50Mais il faut aller encore plus loin. On ne peut pas parler d’innovation économique et gouvernementale sans se préoccuper également d’innovation sociale. Si l’on ne restaure pas l’État- providence en Europe, les résultats des élections nationales finiront par détruire le marché unique et l’Union européenne.
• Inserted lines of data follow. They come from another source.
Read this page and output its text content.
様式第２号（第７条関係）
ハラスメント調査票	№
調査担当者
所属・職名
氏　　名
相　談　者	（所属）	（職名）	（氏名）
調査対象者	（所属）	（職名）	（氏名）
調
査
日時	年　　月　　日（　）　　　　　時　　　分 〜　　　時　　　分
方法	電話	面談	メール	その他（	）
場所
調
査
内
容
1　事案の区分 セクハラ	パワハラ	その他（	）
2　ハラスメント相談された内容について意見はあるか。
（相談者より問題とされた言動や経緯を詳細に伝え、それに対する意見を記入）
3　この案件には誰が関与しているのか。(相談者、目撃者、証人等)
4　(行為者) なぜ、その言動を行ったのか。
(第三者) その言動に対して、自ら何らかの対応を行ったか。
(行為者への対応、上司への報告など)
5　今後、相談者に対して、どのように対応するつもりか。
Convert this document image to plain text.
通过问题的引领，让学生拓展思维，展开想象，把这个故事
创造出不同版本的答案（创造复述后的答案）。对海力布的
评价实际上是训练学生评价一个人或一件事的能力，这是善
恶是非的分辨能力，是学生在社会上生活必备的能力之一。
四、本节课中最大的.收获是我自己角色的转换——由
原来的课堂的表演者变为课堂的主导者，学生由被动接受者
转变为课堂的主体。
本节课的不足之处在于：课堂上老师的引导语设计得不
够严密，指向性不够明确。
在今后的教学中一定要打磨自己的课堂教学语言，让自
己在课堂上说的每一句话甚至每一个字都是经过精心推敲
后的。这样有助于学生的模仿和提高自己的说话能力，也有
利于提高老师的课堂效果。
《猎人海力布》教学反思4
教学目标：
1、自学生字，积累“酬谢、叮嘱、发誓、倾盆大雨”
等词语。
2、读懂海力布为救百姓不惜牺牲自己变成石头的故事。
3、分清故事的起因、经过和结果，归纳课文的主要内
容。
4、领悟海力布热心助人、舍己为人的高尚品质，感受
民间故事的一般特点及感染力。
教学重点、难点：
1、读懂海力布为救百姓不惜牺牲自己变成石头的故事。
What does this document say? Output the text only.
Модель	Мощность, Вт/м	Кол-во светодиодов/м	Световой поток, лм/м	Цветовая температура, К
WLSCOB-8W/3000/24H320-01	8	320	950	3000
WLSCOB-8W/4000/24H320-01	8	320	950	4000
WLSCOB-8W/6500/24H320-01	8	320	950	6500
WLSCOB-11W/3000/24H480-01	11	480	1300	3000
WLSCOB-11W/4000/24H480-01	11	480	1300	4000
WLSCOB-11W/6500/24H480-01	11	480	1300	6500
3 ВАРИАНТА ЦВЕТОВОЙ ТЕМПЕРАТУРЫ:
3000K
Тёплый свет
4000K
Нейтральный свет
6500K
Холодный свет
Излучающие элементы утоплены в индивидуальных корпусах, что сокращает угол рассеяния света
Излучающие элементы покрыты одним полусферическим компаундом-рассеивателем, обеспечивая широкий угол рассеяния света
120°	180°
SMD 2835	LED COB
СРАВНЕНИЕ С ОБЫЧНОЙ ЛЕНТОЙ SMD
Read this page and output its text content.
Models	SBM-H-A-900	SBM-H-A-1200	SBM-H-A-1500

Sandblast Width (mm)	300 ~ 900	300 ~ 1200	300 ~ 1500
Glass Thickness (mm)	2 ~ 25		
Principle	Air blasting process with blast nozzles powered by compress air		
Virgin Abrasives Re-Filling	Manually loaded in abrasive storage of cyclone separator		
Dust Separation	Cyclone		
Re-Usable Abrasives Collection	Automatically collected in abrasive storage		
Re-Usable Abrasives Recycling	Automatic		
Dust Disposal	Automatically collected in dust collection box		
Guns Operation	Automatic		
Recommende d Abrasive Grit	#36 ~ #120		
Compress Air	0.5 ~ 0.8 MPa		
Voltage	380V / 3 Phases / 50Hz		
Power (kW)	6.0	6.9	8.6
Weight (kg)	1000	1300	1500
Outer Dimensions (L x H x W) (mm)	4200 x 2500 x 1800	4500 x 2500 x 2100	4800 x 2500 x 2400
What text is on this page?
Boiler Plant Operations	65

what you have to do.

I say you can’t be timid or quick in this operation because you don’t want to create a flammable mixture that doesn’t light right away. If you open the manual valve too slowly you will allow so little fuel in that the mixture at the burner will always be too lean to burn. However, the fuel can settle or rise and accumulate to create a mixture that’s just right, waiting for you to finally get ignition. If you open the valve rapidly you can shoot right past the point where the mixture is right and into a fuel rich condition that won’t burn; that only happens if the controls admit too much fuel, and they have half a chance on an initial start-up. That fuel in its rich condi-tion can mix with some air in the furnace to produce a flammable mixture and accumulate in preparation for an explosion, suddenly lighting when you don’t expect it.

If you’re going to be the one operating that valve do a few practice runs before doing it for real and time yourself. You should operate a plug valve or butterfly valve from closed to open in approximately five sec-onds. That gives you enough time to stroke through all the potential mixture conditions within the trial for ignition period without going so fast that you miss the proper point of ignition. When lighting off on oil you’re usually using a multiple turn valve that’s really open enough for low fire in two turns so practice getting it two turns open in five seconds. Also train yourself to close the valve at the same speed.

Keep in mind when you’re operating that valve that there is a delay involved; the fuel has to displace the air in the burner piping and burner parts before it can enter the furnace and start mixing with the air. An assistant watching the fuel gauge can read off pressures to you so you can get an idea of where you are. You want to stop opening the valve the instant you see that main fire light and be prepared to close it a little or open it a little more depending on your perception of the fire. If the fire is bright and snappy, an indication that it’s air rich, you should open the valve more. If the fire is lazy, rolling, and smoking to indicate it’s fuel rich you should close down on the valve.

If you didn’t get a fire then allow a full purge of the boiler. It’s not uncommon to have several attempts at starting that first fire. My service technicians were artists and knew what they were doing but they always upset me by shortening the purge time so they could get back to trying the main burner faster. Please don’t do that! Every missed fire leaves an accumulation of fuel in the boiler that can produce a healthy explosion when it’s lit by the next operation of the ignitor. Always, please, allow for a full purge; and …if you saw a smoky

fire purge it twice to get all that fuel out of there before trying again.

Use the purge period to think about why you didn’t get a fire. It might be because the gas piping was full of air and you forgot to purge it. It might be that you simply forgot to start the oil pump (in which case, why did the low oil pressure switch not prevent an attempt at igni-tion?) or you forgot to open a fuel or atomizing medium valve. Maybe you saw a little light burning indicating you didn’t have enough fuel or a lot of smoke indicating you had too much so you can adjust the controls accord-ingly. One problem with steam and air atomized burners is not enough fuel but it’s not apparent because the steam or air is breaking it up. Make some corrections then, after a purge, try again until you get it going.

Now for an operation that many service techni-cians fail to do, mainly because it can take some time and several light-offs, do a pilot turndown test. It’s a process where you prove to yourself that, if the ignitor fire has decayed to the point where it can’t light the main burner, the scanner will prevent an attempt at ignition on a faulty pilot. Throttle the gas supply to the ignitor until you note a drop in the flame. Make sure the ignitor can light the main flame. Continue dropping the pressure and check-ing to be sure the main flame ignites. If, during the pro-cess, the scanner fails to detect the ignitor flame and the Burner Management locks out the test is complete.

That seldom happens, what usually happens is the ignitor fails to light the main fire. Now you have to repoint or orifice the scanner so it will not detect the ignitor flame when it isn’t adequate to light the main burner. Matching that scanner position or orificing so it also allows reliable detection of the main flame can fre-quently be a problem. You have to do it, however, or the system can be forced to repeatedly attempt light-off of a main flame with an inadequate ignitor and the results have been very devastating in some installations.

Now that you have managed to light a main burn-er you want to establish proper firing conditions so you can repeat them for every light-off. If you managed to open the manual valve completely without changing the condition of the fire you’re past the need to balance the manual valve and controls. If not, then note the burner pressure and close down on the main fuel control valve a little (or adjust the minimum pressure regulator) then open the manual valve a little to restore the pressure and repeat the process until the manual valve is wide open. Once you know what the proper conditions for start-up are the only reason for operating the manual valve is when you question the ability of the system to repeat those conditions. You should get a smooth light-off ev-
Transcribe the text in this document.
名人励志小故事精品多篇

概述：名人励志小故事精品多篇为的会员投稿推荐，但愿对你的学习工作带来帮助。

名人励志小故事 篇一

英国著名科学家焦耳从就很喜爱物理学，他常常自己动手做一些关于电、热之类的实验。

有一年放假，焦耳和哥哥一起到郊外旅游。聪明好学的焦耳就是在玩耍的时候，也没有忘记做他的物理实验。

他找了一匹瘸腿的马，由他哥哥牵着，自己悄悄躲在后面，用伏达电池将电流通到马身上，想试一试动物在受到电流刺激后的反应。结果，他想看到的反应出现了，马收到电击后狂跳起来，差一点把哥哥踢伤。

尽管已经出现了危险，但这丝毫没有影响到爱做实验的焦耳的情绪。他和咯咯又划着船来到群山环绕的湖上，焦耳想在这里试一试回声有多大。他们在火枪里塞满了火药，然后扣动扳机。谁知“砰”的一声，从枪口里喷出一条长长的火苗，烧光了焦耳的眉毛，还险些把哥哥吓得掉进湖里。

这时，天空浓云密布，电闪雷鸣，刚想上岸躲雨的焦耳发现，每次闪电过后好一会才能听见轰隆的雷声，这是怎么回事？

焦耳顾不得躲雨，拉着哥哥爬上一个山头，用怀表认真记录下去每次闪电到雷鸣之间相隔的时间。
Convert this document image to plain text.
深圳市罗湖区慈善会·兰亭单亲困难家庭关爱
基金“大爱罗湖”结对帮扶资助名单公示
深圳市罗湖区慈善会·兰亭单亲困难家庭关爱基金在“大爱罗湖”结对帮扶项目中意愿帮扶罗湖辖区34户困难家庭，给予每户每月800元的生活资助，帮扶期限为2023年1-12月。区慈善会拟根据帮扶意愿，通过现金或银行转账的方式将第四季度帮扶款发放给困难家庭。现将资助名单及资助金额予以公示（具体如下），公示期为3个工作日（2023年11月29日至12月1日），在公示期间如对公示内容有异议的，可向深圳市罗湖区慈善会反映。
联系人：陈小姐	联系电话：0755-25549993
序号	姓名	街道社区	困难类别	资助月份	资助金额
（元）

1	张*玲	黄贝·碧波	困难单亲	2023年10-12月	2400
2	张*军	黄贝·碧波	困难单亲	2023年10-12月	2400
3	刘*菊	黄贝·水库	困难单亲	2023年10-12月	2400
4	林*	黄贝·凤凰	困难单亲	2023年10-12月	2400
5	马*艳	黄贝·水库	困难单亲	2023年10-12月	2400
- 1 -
Les indicateurs du traité de Lisbonne
51Int. : Eurostat publie tous les six mois les performances des pays membres par rapport aux cinq indicateurs prévus par le traité de Lisbonne (emploi, R&D, climat/énergie, éducation, pauvreté). Les résultats sont très mauvais et personne n’en parle. Pourtant, je suis convaincu que si l’on présentait ces indicateurs aux Européens, 90 % d’entre eux les jugeraient pertinents et légitimes. Peut-être, à l’occasion du référendum britannique, des élections législatives allemandes et de l’élection présidentielle française, ces indicateurs seront-ils à nouveau mis en avant ? Si les citoyens mesuraient l’écart entre les objectifs affichés et les réalisations, ils ne se contenteraient plus de regarder Les Guignols de l’info…
52S. S. : Ces cinq indicateurs représentent une tentative de réintroduire les éléments clés de l’État-providence dans la gouvernance européenne. Ils jouent déjà un rôle important dans les discussions du Conseil des ministres de l’Économie et des Finances, qui représente la deuxième instance la plus importante après le Conseil des chefs d’États et de gouvernements. Mais, d’une part, ils restent un peu au second plan par rapport aux normes de Maastricht, et, d’autre part, ils ne sont pas suffisamment mis en avant par les médias nationaux, qui préfèrent se consacrer aux faits divers… Quant aux médias économiques, tous les chefs d’entreprise que je connais, y compris en France, commencent leur journée en lisant le Wall Street Journal, organe majeur de désinformation sur la Commission européenne.
53Pour que ces cinq indicateurs jouent vraiment leur rôle, il faudrait qu’Eurostat réussisse à établir des comparaisons correctes entre les pays. Or, cet organisme travaille sur la base de statistiques nationales adoptant des approches différentes.
54Cela fait partie des difficultés auxquelles est confrontée l’Union européenne. À vingt-huit, il est très difficile de parvenir à des consensus conceptuels, sans même parler de consensus politiques.